ICE Detains Immigrants Inside New York City Courthouses
ICE agent in New York City Michael M. Santiago/Getty Images

Immigration and Customs Enforcement (ICE) is seeking nearly 300 new office spaces across the United States to accommodate plans to hire more than 10,000 new officers and lawyers, according to records obtained by The Washington Post and interviews with federal officials.

The General Services Administration (GSA), which manages federal property, has formed special planning teams to coordinate what internal records call the "ICE Surge." Standing meetings have been scheduled to fast-track the expansion, with ICE staff pressing for urgent speed.

One internal message reviewed by The Post read: "We're off to the races with the ICE effort. I'm trying to pack an hour's worth of material into 30 mins." A federal official directly involved in the planning described the agency's demand bluntly: "It's like, we want this yesterday."

The new offices are intended to house thousands of incoming hires within the Office of the Principal Legal Advisor (OPLA), which prosecutes immigration removal cases, and Enforcement and Removal Operations (ERO), which handles arrests and deportations.

Furnished spaces are being sought nationwide, with some sites expected to be in red states and smaller cities. Officials said ICE may take over leases from other agencies or move into vacant federal offices.

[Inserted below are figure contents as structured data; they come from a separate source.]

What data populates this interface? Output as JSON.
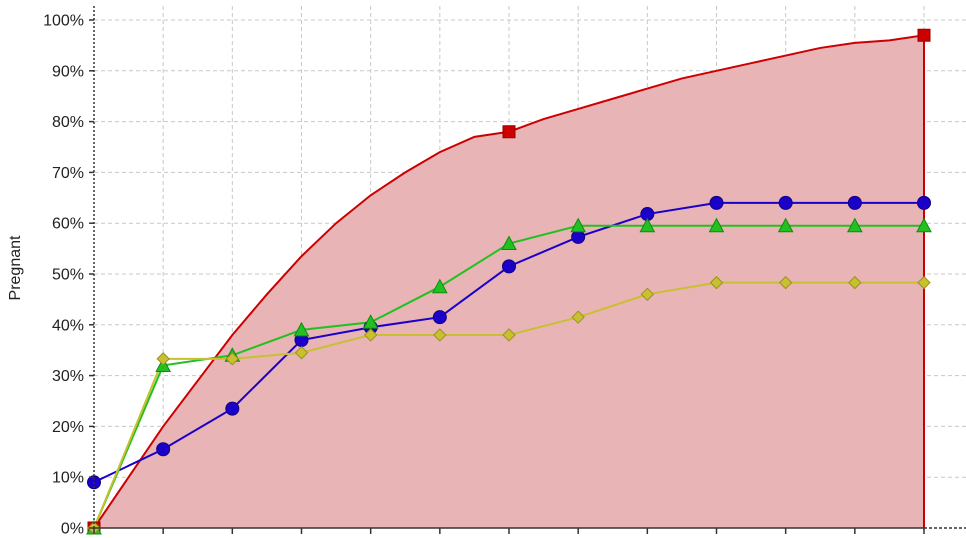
{
  "chart_data": {
    "type": "line",
    "ylabel": "Pregnant",
    "xlabel": "",
    "ylim": [
      0,
      100
    ],
    "xlim": [
      0,
      12
    ],
    "y_ticks": [
      "0%",
      "10%",
      "20%",
      "30%",
      "40%",
      "50%",
      "60%",
      "70%",
      "80%",
      "90%",
      "100%"
    ],
    "grid": true,
    "x": [
      0,
      1,
      2,
      3,
      4,
      5,
      6,
      7,
      8,
      9,
      10,
      11,
      12
    ],
    "reference_curve": {
      "color": "#cc0000",
      "fill": "#e8b4b6",
      "x": [
        0,
        0.5,
        1,
        1.5,
        2,
        2.5,
        3,
        3.5,
        4,
        4.5,
        5,
        5.5,
        6,
        6.5,
        7,
        7.5,
        8,
        8.5,
        9,
        9.5,
        10,
        10.5,
        11,
        11.5,
        12
      ],
      "values": [
        0,
        10,
        20,
        29,
        38,
        46,
        53.5,
        60,
        65.5,
        70,
        74,
        77,
        78,
        80.5,
        82.5,
        84.5,
        86.5,
        88.5,
        90,
        91.5,
        93,
        94.5,
        95.5,
        96,
        97
      ],
      "marked_points": [
        {
          "x": 0,
          "y": 0
        },
        {
          "x": 6,
          "y": 78
        },
        {
          "x": 12,
          "y": 97
        }
      ]
    },
    "series": [
      {
        "color": "#1a00c8",
        "marker": "circle",
        "values": [
          9,
          15.5,
          23.5,
          37,
          39.5,
          41.5,
          51.5,
          57.3,
          61.8,
          64,
          64,
          64,
          64
        ]
      },
      {
        "color": "#22c020",
        "marker": "triangle",
        "values": [
          0,
          32,
          34,
          39,
          40.5,
          47.5,
          56,
          59.5,
          59.5,
          59.5,
          59.5,
          59.5,
          59.5
        ]
      },
      {
        "color": "#c8c030",
        "marker": "diamond",
        "values": [
          0,
          33.3,
          33.3,
          34.5,
          38,
          38,
          38,
          41.5,
          46,
          48.3,
          48.3,
          48.3,
          48.3
        ]
      }
    ]
  }
}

The hiring drive follows a dramatic increase in ICE's budget. Over the summer, Congress tripled the agency's funding for enforcement and deportation to $29.9 billion and approved $45 billion for detention center construction.

Homeland Security Secretary Kristi Noem said this week that ICE has received more than 150,000 applications from what she called "patriotic Americans," with 18,000 tentative job offers already issued.

Recruitment incentives include bonuses of up to $50,000, the lifting of age caps, and a program to bring retired ICE and law enforcement officers back into service.

The expansion is part of the Trump administration's broader immigration crackdown. Internal ICE planning documents reported by The Washington Post in August outlined a target of over 107,000 detention beds by early next year, with 125 new or expanded facilities under consideration.

Hiroshi Motomura, a UCLA law professor and co-director of the Center for Immigration Law and Policy, told the Washington Post that ICE's rapid expansion suggests "a much broader, pervasive enforcement apparatus that's going to be part of everyday contact between individuals and law enforcement" and compared the scale of the buildup to expansions of federal power after the 9/11 attacks.

The GSA said in a statement it was "proud to support U.S. Immigration and Customs Enforcement in fulfilling their mission to protect America."